At the committee hearing chaired by Rep. Bob Filner (D-Calif.), 15 witnesses testified in support of the bill, that will provide surviving veterans with a monthly disability pension.

Among those who testified were Franco Arcebal, 83, a former Philippine guerrilla intelligence officer in WWII who serves as vice president of the American Coalition for the Filipino Veterans, and Alma Quitans Kern, chair of the National Federation of Filipino American Associations, which initiated the formation of the 20-organization National Alliance for Filipino Veterans Equity last December 7.

As veterans affairs committee chair, appointed by House Speaker Nancy Pelosi, Filner has fast-tracked the equity bill, holding the hearing just two weeks after re-filing it as HR 760 on Jan. 31, with Congressman Darrell Issa (R-Calif.) among the co-sponsors.
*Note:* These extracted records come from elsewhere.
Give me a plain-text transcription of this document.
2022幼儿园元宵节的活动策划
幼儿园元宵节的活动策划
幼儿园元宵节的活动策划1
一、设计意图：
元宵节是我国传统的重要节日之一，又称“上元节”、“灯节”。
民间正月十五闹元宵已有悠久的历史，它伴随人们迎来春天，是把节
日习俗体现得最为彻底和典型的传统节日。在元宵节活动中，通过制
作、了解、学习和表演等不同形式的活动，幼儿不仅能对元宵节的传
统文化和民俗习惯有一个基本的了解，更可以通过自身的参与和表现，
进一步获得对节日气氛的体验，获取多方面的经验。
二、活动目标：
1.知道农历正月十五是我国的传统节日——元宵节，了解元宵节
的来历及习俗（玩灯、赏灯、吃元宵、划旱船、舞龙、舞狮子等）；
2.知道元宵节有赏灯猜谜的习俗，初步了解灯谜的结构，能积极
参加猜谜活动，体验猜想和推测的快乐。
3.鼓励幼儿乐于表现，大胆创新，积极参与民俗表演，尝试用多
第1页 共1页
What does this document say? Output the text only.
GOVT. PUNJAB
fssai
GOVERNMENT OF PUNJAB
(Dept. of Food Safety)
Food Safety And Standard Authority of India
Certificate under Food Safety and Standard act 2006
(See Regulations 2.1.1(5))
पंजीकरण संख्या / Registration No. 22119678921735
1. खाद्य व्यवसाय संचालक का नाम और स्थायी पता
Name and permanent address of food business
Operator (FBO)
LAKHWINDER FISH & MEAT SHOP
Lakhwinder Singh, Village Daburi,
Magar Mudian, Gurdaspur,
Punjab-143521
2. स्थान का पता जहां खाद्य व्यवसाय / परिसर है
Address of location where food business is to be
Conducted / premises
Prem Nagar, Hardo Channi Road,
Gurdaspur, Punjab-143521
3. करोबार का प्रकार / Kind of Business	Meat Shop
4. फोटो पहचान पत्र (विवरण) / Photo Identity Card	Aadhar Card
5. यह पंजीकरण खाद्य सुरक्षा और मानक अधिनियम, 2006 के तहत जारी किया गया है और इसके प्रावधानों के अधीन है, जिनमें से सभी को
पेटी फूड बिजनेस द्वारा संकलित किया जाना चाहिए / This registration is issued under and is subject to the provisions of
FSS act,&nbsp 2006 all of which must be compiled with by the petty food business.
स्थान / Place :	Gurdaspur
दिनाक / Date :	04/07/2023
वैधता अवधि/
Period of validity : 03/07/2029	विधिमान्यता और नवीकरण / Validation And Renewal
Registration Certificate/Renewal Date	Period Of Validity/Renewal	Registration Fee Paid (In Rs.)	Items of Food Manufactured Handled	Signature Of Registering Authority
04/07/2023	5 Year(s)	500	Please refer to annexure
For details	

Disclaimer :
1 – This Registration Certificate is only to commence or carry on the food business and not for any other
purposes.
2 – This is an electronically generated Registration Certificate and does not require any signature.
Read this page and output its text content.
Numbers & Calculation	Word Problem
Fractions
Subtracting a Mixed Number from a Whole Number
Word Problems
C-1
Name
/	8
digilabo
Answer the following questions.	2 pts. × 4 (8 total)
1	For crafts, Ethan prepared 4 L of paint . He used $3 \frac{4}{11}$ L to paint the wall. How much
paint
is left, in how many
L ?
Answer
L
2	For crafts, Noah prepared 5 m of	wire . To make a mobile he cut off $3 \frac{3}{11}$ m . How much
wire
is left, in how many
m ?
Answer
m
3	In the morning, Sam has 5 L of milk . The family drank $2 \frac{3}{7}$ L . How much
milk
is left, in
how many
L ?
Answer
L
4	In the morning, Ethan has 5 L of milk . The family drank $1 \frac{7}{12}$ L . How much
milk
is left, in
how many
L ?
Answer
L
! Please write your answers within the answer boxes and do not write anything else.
“We’re going to try to take this up in committee within a few weeks,” Filner said, “and I would like to take it on the floor [for a vote] before Bataan Day [April 9].”

Rep. John Boozman (R-Ark.) raised the question of whether the U.S. could afford to pay the full $880 maximum veterans monthly pension.

Rep. Cliff Stearns (R-Fla.) supported the proposal of Rep. Lane Evans (D-Ill.) allocating a $200 monthly pension for veterans in the Philippines, which he said was “reasonable” given the low cost of living in the Philippines and fiscal constraints in the U.S. budget.

Whether the Filipino veterans should accept anything less than the maximum amount to which they are entitled has been a source of contention, and veterans groups said the amount of the pension should be determined later in the appropriations committees of the Congress.

Philippine Embassy Deputy Chief of Mission Carlos D. Sorreta said 472,000 vets originally served under the USAFFE, but only 20,000 are still alive today. The U.S. Department of Veterans Affairs provided a higher figure of 22,000 with about 15,000 in the Philippines and 7,000 in the U.S.

Sorreta urged the committee to pass the bill “on behalf of a nation that has stood by yours in the name of liberty and freedom in World War II, in the uncertain decades after, and in facing today’s new and grave challenges.”

House approval of the equity bill will provide momentum for its Senate counterpart sponsored by Sen. Daniel Inouye (D-Hawai‘i). Sen. Daniel K. Akaka (D-Hawai‘i), the new chairman of the committee on veterans affairs, promised a senate hearing in April.

“We will get it in and we will get it passed this year,” Inouye said.

Akaka also reintroduced his Filipino Veterans Family Reunification Bill, which “seeks to reunite naturalized Filipino veterans with their sons and daughters, many of whom have been on the immigration waiting lists for years, by exempting the veterans’ adult children from the numerical limitations on immigrant visas.”

It has been 61 years of struggle for the Filipino WWII veterans to rescind the Rescission Act. The dwindling number of surviving veterans hopes that the equity bill will finally pass the U.S. Congress this year.